Birds sing merrily in the trees that overhang the murky water.
The sun beams warmly down on the little rowboat that makes it’s tedious way up the river. The oars creak loudly, but except for that sound and the birds, all is still. Around us, a few other boats row peacefully up the Perfume River. There aren’t half as many now as there will be in the spring, when thousands of Vietnamese make a pilgrimage to the Perfume Pagoda. For now, it is calm. Our guide peeks out from beneath her wide umbrella to smile at us. She’s been telling us Vietnamese legends the entire ride.
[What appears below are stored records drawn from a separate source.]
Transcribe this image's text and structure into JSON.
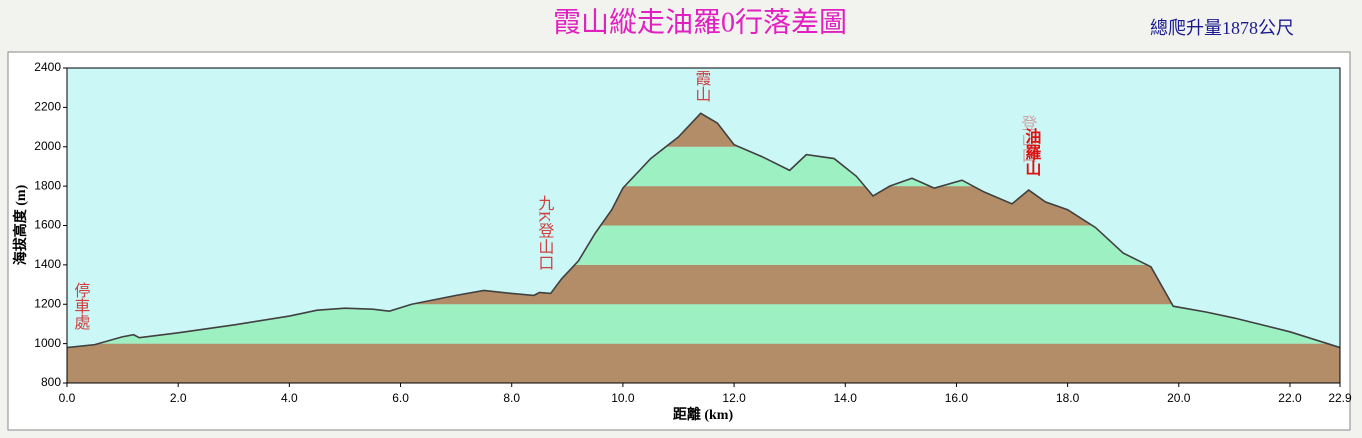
{
  "chart_data": {
    "type": "area",
    "title": "霞山縱走油羅0行落差圖",
    "subtitle": "總爬升量1878公尺",
    "y_label": "海拔高度 (m)",
    "x_label": "距離 (km)",
    "annotations": [
      "停車處",
      "九K登山口",
      "霞山",
      "登山口",
      "油羅山"
    ],
    "x": [
      0,
      0.5,
      1.0,
      1.2,
      1.3,
      2.0,
      3.0,
      4.0,
      4.5,
      5.0,
      5.5,
      5.8,
      6.2,
      7.0,
      7.5,
      8.0,
      8.4,
      8.5,
      8.7,
      8.9,
      9.2,
      9.5,
      9.8,
      10.0,
      10.5,
      11.0,
      11.4,
      11.7,
      12.0,
      12.5,
      13.0,
      13.3,
      13.8,
      14.2,
      14.5,
      14.8,
      15.2,
      15.6,
      16.1,
      16.5,
      17.0,
      17.3,
      17.6,
      18.0,
      18.5,
      19.0,
      19.5,
      19.9,
      20.5,
      21.0,
      22.0,
      22.9
    ],
    "values": [
      980,
      995,
      1035,
      1045,
      1030,
      1055,
      1095,
      1140,
      1170,
      1180,
      1175,
      1165,
      1200,
      1245,
      1270,
      1255,
      1245,
      1260,
      1255,
      1330,
      1420,
      1560,
      1680,
      1790,
      1940,
      2050,
      2170,
      2120,
      2010,
      1950,
      1880,
      1960,
      1940,
      1850,
      1750,
      1800,
      1840,
      1790,
      1830,
      1770,
      1710,
      1780,
      1720,
      1680,
      1590,
      1460,
      1390,
      1190,
      1160,
      1130,
      1060,
      980
    ],
    "line_color": "#404040",
    "band_colors": [
      "#b38d68",
      "#9df0c2"
    ],
    "background": "#ccf7f7",
    "xlim": [
      0,
      22.9
    ],
    "xticks": [
      {
        "value": 0,
        "label": "0.0"
      },
      {
        "value": 2,
        "label": "2.0"
      },
      {
        "value": 4,
        "label": "4.0"
      },
      {
        "value": 6,
        "label": "6.0"
      },
      {
        "value": 8,
        "label": "8.0"
      },
      {
        "value": 10,
        "label": "10.0"
      },
      {
        "value": 12,
        "label": "12.0"
      },
      {
        "value": 14,
        "label": "14.0"
      },
      {
        "value": 16,
        "label": "16.0"
      },
      {
        "value": 18,
        "label": "18.0"
      },
      {
        "value": 20,
        "label": "20.0"
      },
      {
        "value": 22,
        "label": "22.0"
      },
      22.9
    ],
    "ylim": [
      800,
      2400
    ],
    "yticks": [
      800,
      1000,
      1200,
      1400,
      1600,
      1800,
      2000,
      2200,
      2400
    ]
  }
}
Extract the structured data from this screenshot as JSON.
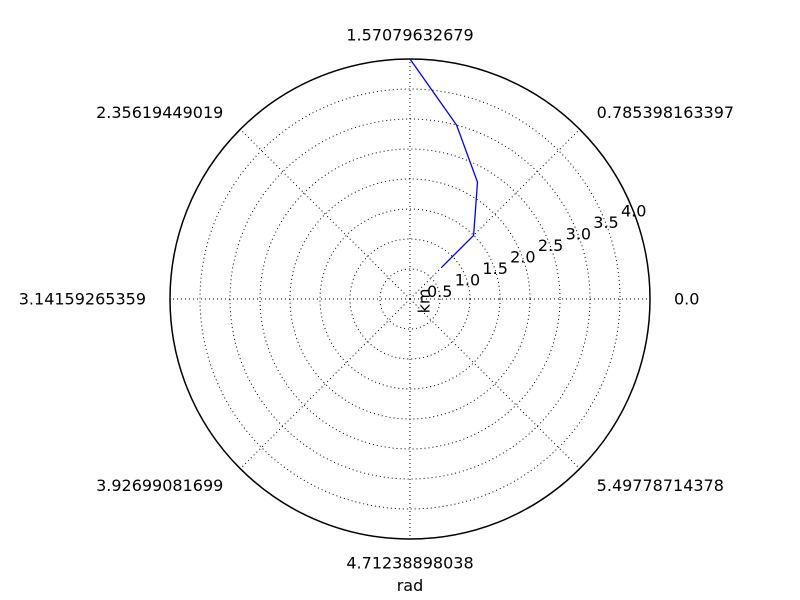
{
  "chart_data": {
    "type": "line",
    "projection": "polar",
    "theta_unit_label": "rad",
    "r_unit_label": "km",
    "theta_tick_labels": [
      {
        "value": 0.0,
        "label": "0.0"
      },
      {
        "value": 0.785398163397,
        "label": "0.785398163397"
      },
      {
        "value": 1.57079632679,
        "label": "1.57079632679"
      },
      {
        "value": 2.35619449019,
        "label": "2.35619449019"
      },
      {
        "value": 3.14159265359,
        "label": "3.14159265359"
      },
      {
        "value": 3.92699081699,
        "label": "3.92699081699"
      },
      {
        "value": 4.71238898038,
        "label": "4.71238898038"
      },
      {
        "value": 5.49778714378,
        "label": "5.49778714378"
      }
    ],
    "r_tick_labels": [
      {
        "value": 0.5,
        "label": "0.5"
      },
      {
        "value": 1.0,
        "label": "1.0"
      },
      {
        "value": 1.5,
        "label": "1.5"
      },
      {
        "value": 2.0,
        "label": "2.0"
      },
      {
        "value": 2.5,
        "label": "2.5"
      },
      {
        "value": 3.0,
        "label": "3.0"
      },
      {
        "value": 3.5,
        "label": "3.5"
      },
      {
        "value": 4.0,
        "label": "4.0"
      }
    ],
    "rlim": [
      0,
      4.0
    ],
    "r_label_angle": 0.3927,
    "grid": true,
    "series": [
      {
        "color": "#0000ff",
        "points": [
          {
            "theta": 0.7854,
            "r": 0.75
          },
          {
            "theta": 0.7854,
            "r": 1.5
          },
          {
            "theta": 1.0472,
            "r": 2.25
          },
          {
            "theta": 1.3091,
            "r": 3.0
          },
          {
            "theta": 1.5708,
            "r": 4.0
          }
        ]
      }
    ]
  }
}
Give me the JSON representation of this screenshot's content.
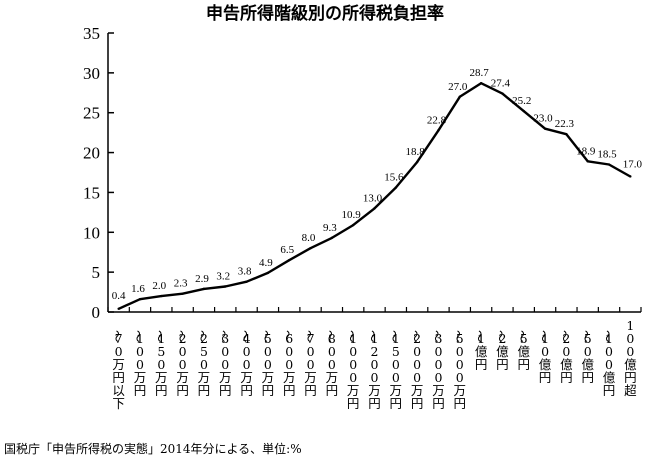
{
  "chart_data": {
    "type": "line",
    "title": "申告所得階級別の所得税負担率",
    "ylim": [
      0,
      35
    ],
    "yticks": [
      "0",
      "5",
      "10",
      "15",
      "20",
      "25",
      "30",
      "35"
    ],
    "grid": false,
    "categories": [
      "〜70万円以下",
      "〜100万円",
      "〜150万円",
      "〜200万円",
      "〜250万円",
      "〜300万円",
      "〜400万円",
      "〜500万円",
      "〜600万円",
      "〜700万円",
      "〜800万円",
      "〜1000万円",
      "〜1200万円",
      "〜1500万円",
      "〜2000万円",
      "〜3000万円",
      "〜5000万円",
      "〜1億円",
      "〜2億円",
      "〜5億円",
      "〜10億円",
      "〜20億円",
      "〜50億円",
      "〜100億円",
      "100億円超"
    ],
    "values": [
      0.4,
      1.6,
      2.0,
      2.3,
      2.9,
      3.2,
      3.8,
      4.9,
      6.5,
      8.0,
      9.3,
      10.9,
      13.0,
      15.6,
      18.8,
      22.8,
      27.0,
      28.7,
      27.4,
      25.2,
      23.0,
      22.3,
      18.9,
      18.5,
      17.0
    ],
    "value_labels": [
      "0.4",
      "1.6",
      "2.0",
      "2.3",
      "2.9",
      "3.2",
      "3.8",
      "4.9",
      "6.5",
      "8.0",
      "9.3",
      "10.9",
      "13.0",
      "15.6",
      "18.8",
      "22.8",
      "27.0",
      "28.7",
      "27.4",
      "25.2",
      "23.0",
      "22.3",
      "18.9",
      "18.5",
      "17.0"
    ],
    "source": "国税庁「申告所得税の実態」2014年分による、単位:%"
  },
  "colors": {
    "line": "#000000",
    "text": "#000000",
    "background": "#ffffff"
  }
}
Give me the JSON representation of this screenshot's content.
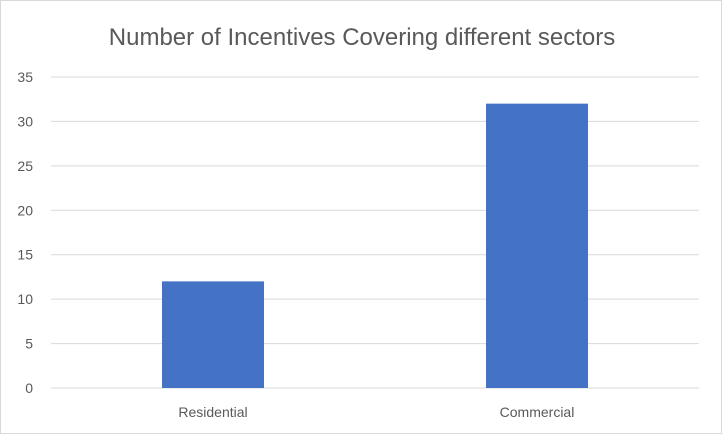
{
  "chart_data": {
    "type": "bar",
    "title": "Number of Incentives Covering different sectors",
    "xlabel": "",
    "ylabel": "",
    "categories": [
      "Residential",
      "Commercial"
    ],
    "values": [
      12,
      32
    ],
    "ylim": [
      0,
      35
    ],
    "y_ticks": [
      0,
      5,
      10,
      15,
      20,
      25,
      30,
      35
    ],
    "grid": true,
    "legend": "none",
    "bar_color": "#4472C4"
  }
}
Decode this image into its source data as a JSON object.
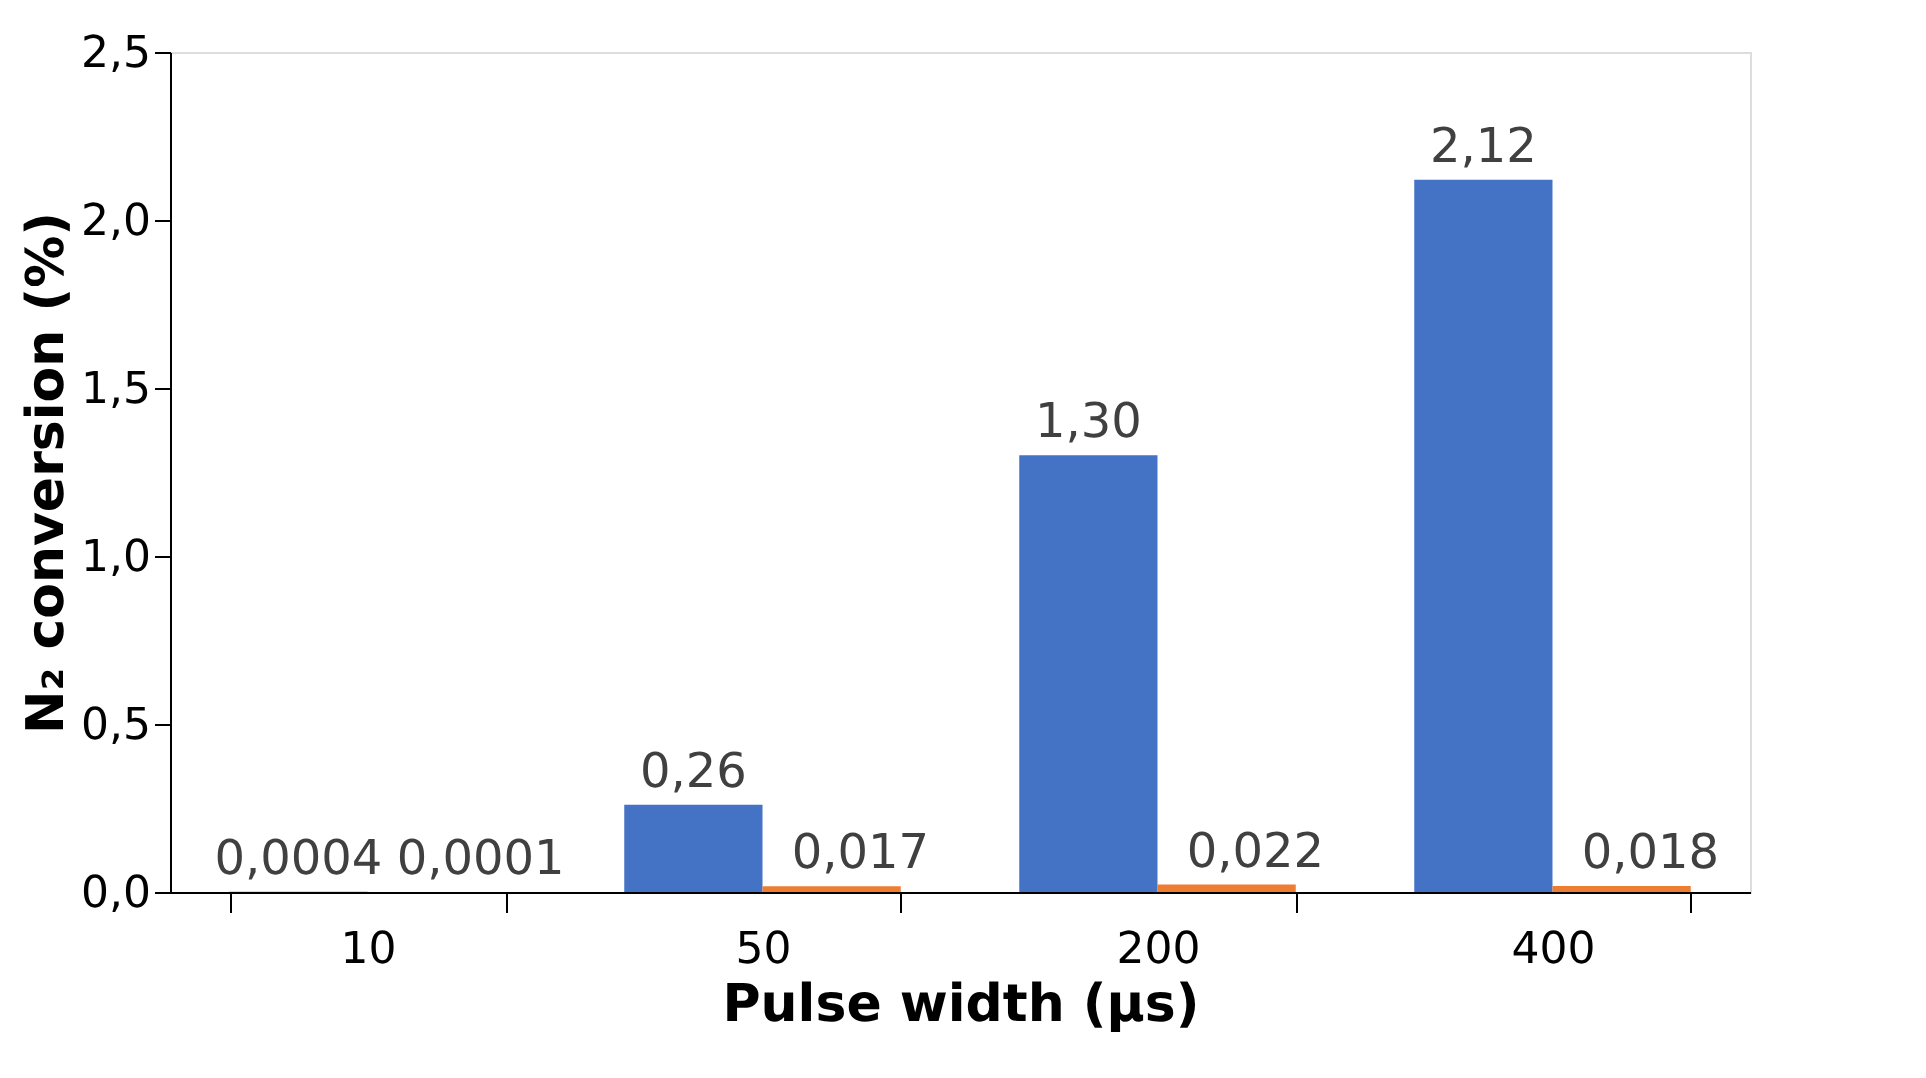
{
  "chart_data": {
    "type": "bar",
    "xlabel": "Pulse width (µs)",
    "ylabel": "N₂ conversion (%)",
    "categories": [
      "10",
      "50",
      "200",
      "400"
    ],
    "series": [
      {
        "color": "#4472c4",
        "values": [
          0.0004,
          0.26,
          1.3,
          2.12
        ],
        "value_labels": [
          "0,0004",
          "0,26",
          "1,30",
          "2,12"
        ]
      },
      {
        "color": "#ed7d31",
        "values": [
          0.0001,
          0.017,
          0.022,
          0.018
        ],
        "value_labels": [
          "0,0001",
          "0,017",
          "0,022",
          "0,018"
        ]
      }
    ],
    "ylim": [
      0,
      2.5
    ],
    "yticks": [
      {
        "value": 0,
        "label": "0,0"
      },
      {
        "value": 0.5,
        "label": "0,5"
      },
      {
        "value": 1.0,
        "label": "1,0"
      },
      {
        "value": 1.5,
        "label": "1,5"
      },
      {
        "value": 2.0,
        "label": "2,0"
      },
      {
        "value": 2.5,
        "label": "2,5"
      }
    ],
    "grid": false,
    "legend": false
  }
}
It takes an hour to reach the docks. In the spring, this strip of concrete would be absolutely crammed with rusty metal boats. All of them look identical, all of them are rickety and old, and all the drivers know exactly which one is their own. Stretching the cramps out of our limbs, we climb out on to the docks, and begin the long climb up the seemingly endless stairs.
Like any good Wat, the stairs number in the hundreds. My brothers leap eagerly up them, leaving me hobbling behind in the dust. On a normal day, I would be at the head of the pack, reveling in the joy of having longer legs than they do! But I have done that too many times already, a fact which has made itself evident in the multitude of painful blisters assailing my feet. I can barely walk; each step is pure agony. Dad takes pity on me, and we decide to take the cable car like the good wimps we are. My brothers mockingly take the stairs, and reach the top laughingly telling stories of monkeys and fat centipedes seen on the way. Over two kilometers of stairs fail to make the least impression on them.
The main temple in the Perfume Pagoda complex is located in a deep cave at the top of the mountain.
Placid Buddhas rest on mossy rocks as water drips slowly from the ceiling. Bats chirp and squeak, fluttering from wall to wall. Incense burns constantly, the smoke convening in a haze that burns the eyes and mouth. We venture deeper, to where candles are the only source of light. The beauty of the cave is astounding, and well worth the climb up and then back down the mountain. Too soon, we have to climb back up the few flights of stairs to the cable car.
My feet ache horribly. Mom makes me sit down and take my shoes off. As it turns out, my feet have turned white and smell awful from the constant wet. I have 29 blisters total, on both feet. My parents are horrified, and Mom allows me to go barefoot the rest of the day. Dad warns me of the dangers of jungle-rot. Luckily, a few days of exposure to the air heal them quickly.
Soon we are loaded into the boat and on our way back down the river. From there, we take a bus down one of the many muddy, potholed roads in Vietnam, and by dinner we are back in Hanoi.
Despite the long hours of transit, the long hike, and the blistered feet, we thoroughly enjoyed ourselves. The Perfume Pagoda is well worth the effort it takes to get there, and I recommend it to anyone traveling through the area!